Picking a door at random, we joined the queue. Only to be turned away by our lack of tickets.

“Aww,” said the ticket-checker on the door with a tilt of her head. “And you’ve queued all that time,” she sympathetically cooed.

So back outside we went, took two steps to the right, and joined the next queue. Attempted to, anyway. As it was impossible to tell where the queue was, or even how many there were. Did each ticket desk have its own, or were they sharing?

This is when it pays to be going with a plus one.

“Let’s split up,” I suggested. But Martha was way ahead of me. Literally. Her chosen queue was miles ahead. “Give them my surname!” I called after her.

She rightly gave me a look to indicate that she knew how to pick up a damn ticket, and didn’t need instruction from the likes of me.

A few seconds later, she was back to rescue me from my unmoving queue.

“Got them?” I asked redundantly.

“Yeah!” she said, waving them. “I enjoyed being Maxine Smiles.”

“Did you? Did she comment on it?”

“Yeah.

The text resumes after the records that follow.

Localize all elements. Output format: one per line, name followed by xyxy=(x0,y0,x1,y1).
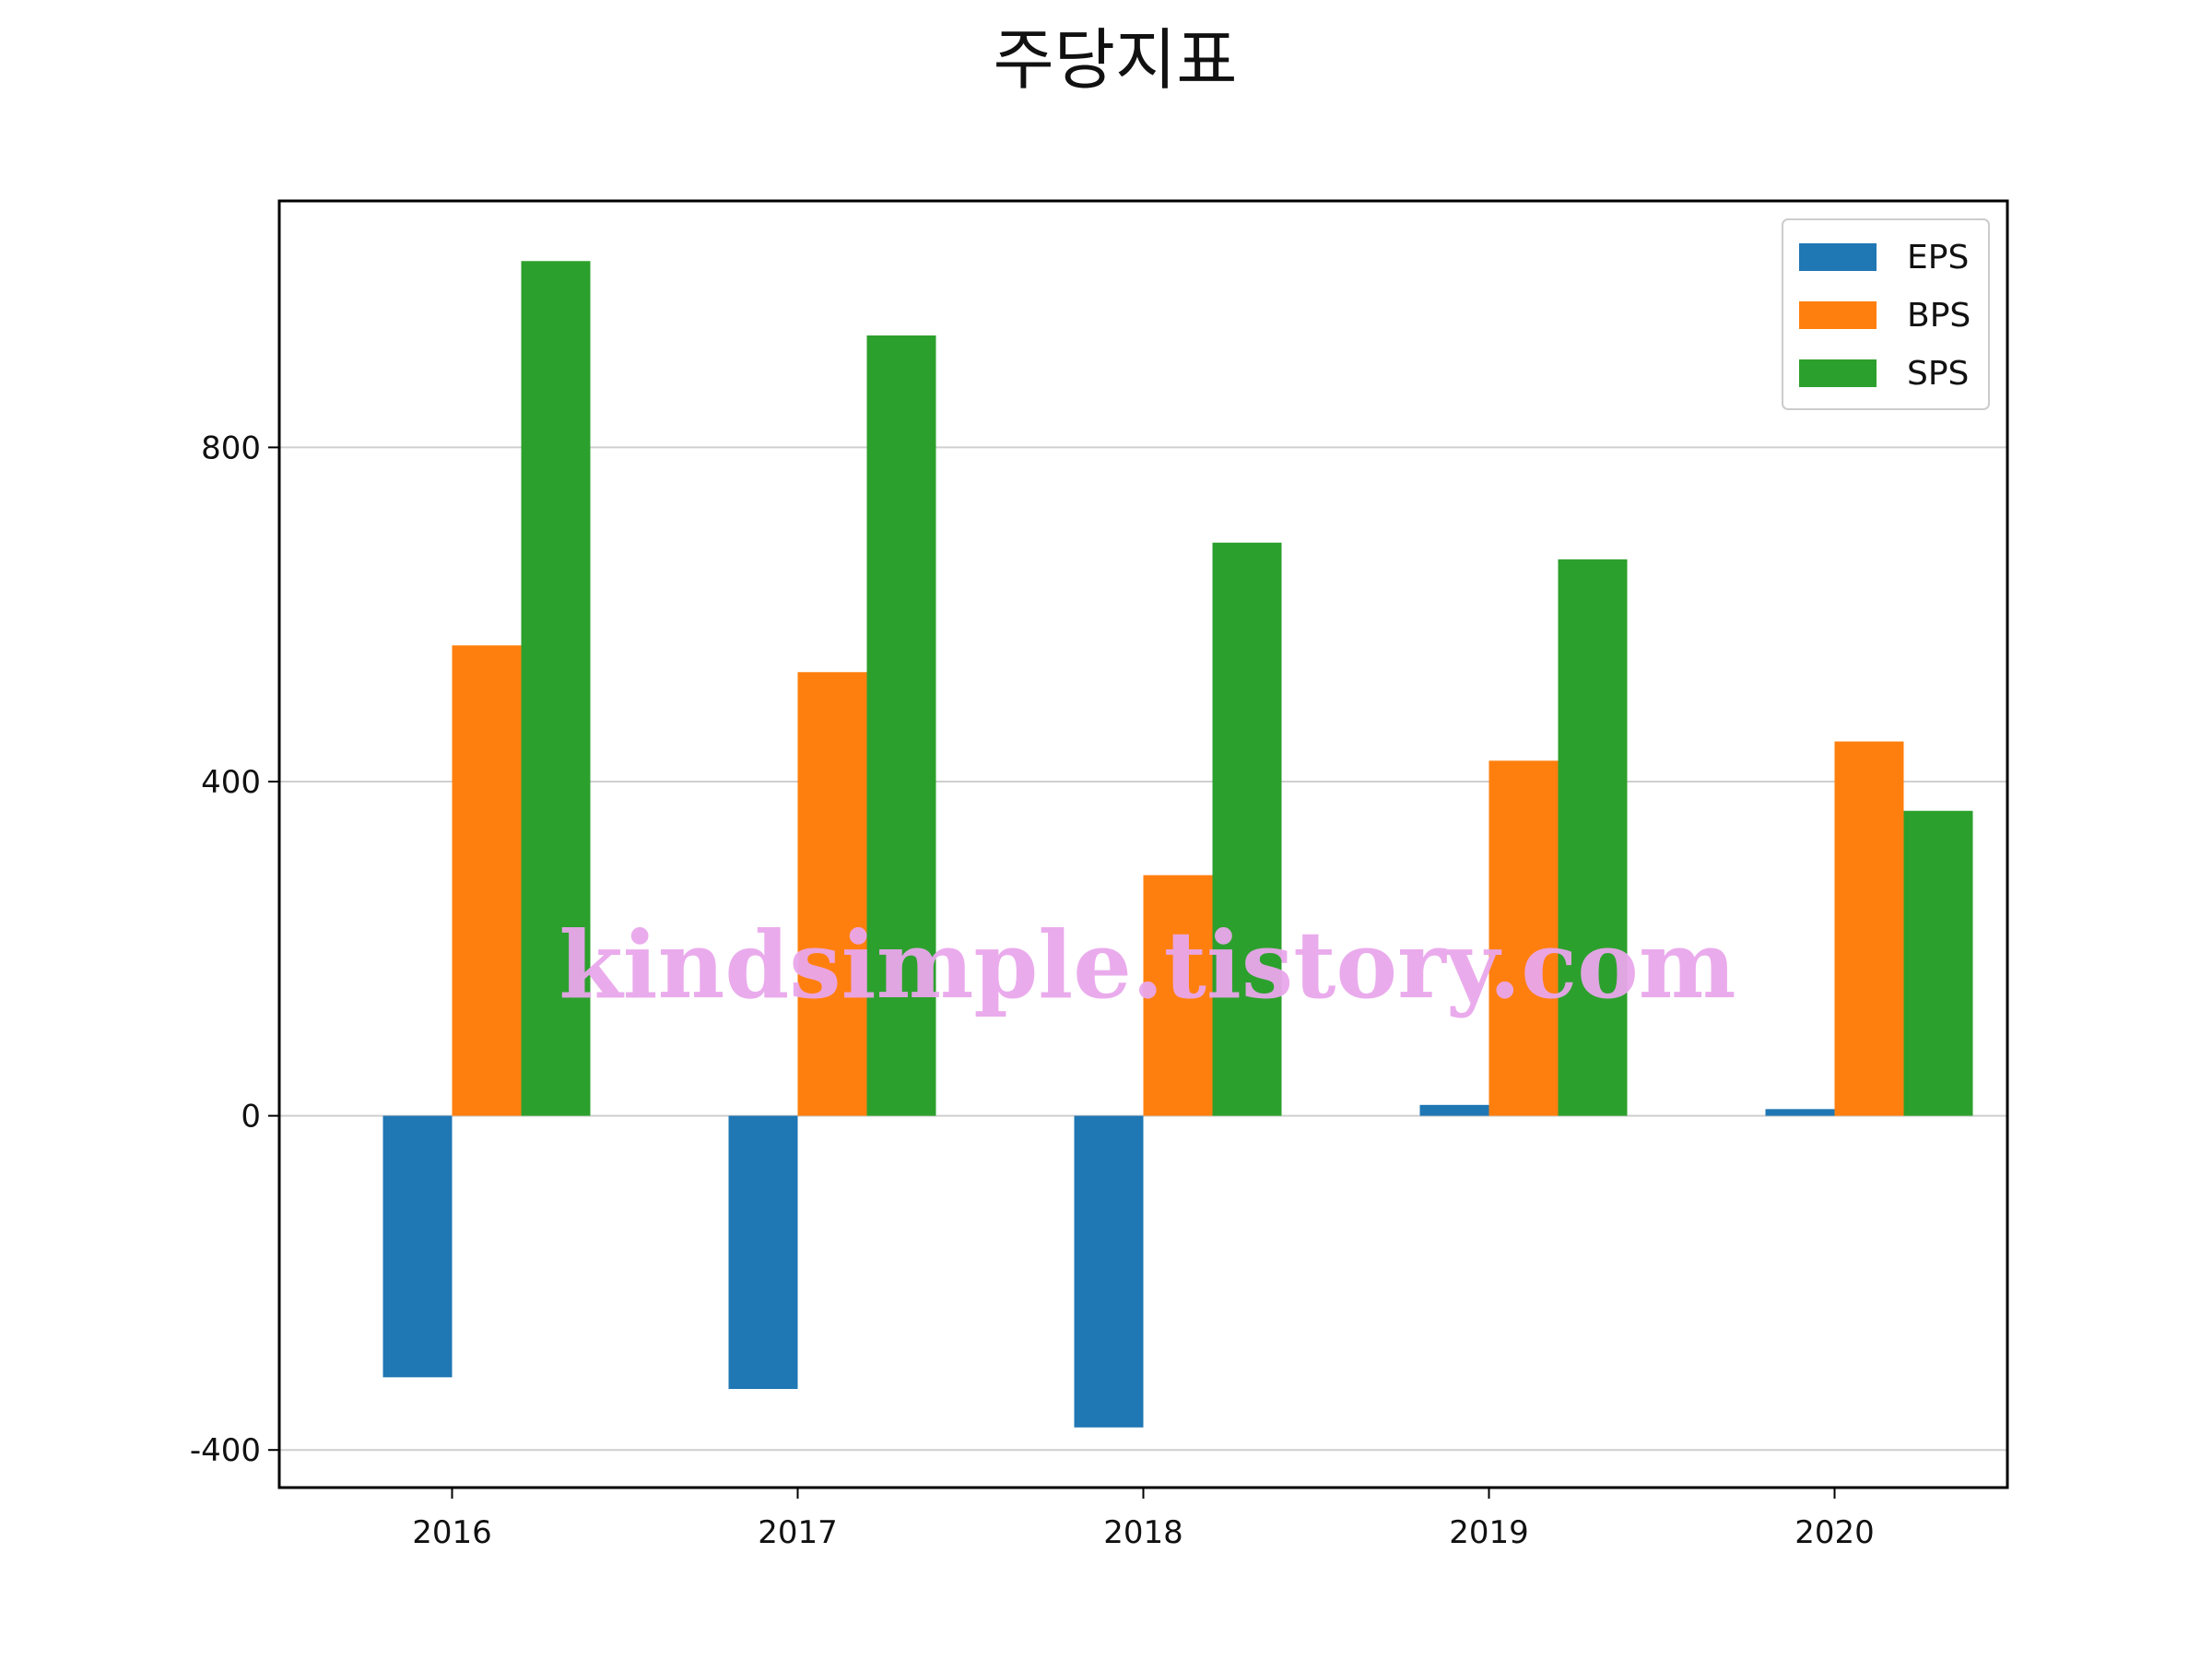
y-tick-label: 800 xyxy=(201,429,261,466)
legend-swatch-sps xyxy=(1799,359,1877,387)
x-tick-label: 2017 xyxy=(758,1514,838,1551)
legend-label-sps: SPS xyxy=(1907,355,1969,393)
bar-bps-2016 xyxy=(452,645,522,1116)
x-tick-label: 2019 xyxy=(1449,1514,1529,1551)
bar-bps-2018 xyxy=(1143,875,1213,1116)
bar-bps-2020 xyxy=(1834,741,1904,1116)
legend-swatch-bps xyxy=(1799,301,1877,329)
bar-eps-2017 xyxy=(728,1115,798,1390)
legend-swatch-eps xyxy=(1799,243,1877,271)
y-tick-label: 400 xyxy=(201,764,261,801)
bar-eps-2020 xyxy=(1765,1109,1835,1116)
x-tick-label: 2016 xyxy=(412,1514,492,1551)
y-tick-label: -400 xyxy=(190,1432,261,1469)
plot-frame xyxy=(277,199,2009,1489)
bar-bps-2017 xyxy=(797,672,867,1116)
watermark: kindsimple.tistory.com xyxy=(559,911,1735,1019)
bar-sps-2018 xyxy=(1212,542,1282,1116)
x-tick-label: 2018 xyxy=(1103,1514,1183,1551)
bar-sps-2016 xyxy=(521,261,591,1116)
legend-label-eps: EPS xyxy=(1907,239,1969,276)
bar-eps-2018 xyxy=(1074,1115,1144,1428)
bar-bps-2019 xyxy=(1488,760,1559,1116)
axes: -400 0 400 800 2016 2017 2018 2019 2020 xyxy=(190,199,2009,1551)
y-tick-label: 0 xyxy=(241,1099,261,1135)
bar-sps-2017 xyxy=(866,335,936,1116)
bar-eps-2019 xyxy=(1419,1104,1489,1116)
legend: EPS BPS SPS xyxy=(1782,218,1990,410)
x-tick-label: 2020 xyxy=(1794,1514,1875,1551)
bar-sps-2020 xyxy=(1903,810,1973,1116)
chart-title: 주당지표 xyxy=(994,21,1238,99)
bar-sps-2019 xyxy=(1558,559,1628,1116)
bars xyxy=(382,261,1973,1428)
bar-eps-2016 xyxy=(382,1115,453,1378)
legend-label-bps: BPS xyxy=(1907,297,1971,335)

I got a ‘Smiles!’” she said, lifting her voice in mock-surprise at the name.

I gave her a smile of my own. And not just because of the delight my surname brings, but also because I now had a witness to said delight.

We headed back to the original door, and this time managed to gain entry, and for the first time in my marathon, had a yellow security tag threaded through the handles of my bag.

“I have to buy a programme,” I apologised. This was quickly followed up by apologies for stopping to take photos of the corridor, the ceiling, the auditorium, and the aforementioned programme.

I’ve really become a pain-in-the-arse to go to the theatre with since starting this marathon.

“I need to go take photos,” has now became my general interval refrain.

“Well, I need to go to the loo,” was Martha’s retort.

After wandering around and eventually having to ask an usher as to whereabouts of the lady’s conveniences, we eventually located them down at stalls level.

“You should really write about how bad the loos are for women,” said Martha when she eventually emerged.

She’s not the first one to suggest it. I’ve even been asked to write about specific loos (“The ones at the Royal Opera House are so fancy,” commented a different co-worker, prior to my trip there. “You should review them”), but unfortunately for toilet-kind, I’m not a great theatre-micturater. But I promise you now, if and whenever I use them - I’ll give you my two cents on spending a penny.

For now however, I’ll be talking about the light features.

“Hey, look - it changes colour!” I cried out, immediately getting out my camera to video the shades shifting above our heads.

upload.jpg
upload.jpg

As I stood there, in the middle of the foyer, filming to pretty coloured lights, an usher ducked down low to avoid getting in the way and ruining my shot.

A selfless act from someone keen to do their bit to enhance the experience that is: Les Misérables.

Between you and me (and I swear to the theatre gods, if you repeat any of this I’ll cut you) it is quite the experience. Even for a jaded old hag like me.

upload.jpg

From the huge wall of sound that is One Day More (“such an interval song,” was what I said to Martha as the lights rose. Literally nothing but an ice-cream break could have followed that), to the hottie to the waistcoat with a ponytail (character name forgotten, but you know who I mean), to the shocked giggle that sweeps the audience as Cosette changes race half way through act one, to the watery-eye inducing Bring Him Home (it’s my cold… I told you this already), to the mental exhaustion that is three hours of epic, fast moving, emotionally exerting, theatre that sent me right off to sleep as soon as head connected with pillow that night.

And the revolve.

Oh, man, the revolve.

This may well be the Korean mayo talking here, but can anything match the heartbreak of watching the barricades turn slowly round and revealing the events of the other side?

I’m not sure I have the energy to join the campaign to keep the ill-fated revolve right now, but you kids of the revolvution - I salute you. You are doing the theatre gods work. Down with the municipal guard! Down with confused queuing systems! Down with projections!

Martha may have stepped out humming One Day More, but I came out ready to start a revolution.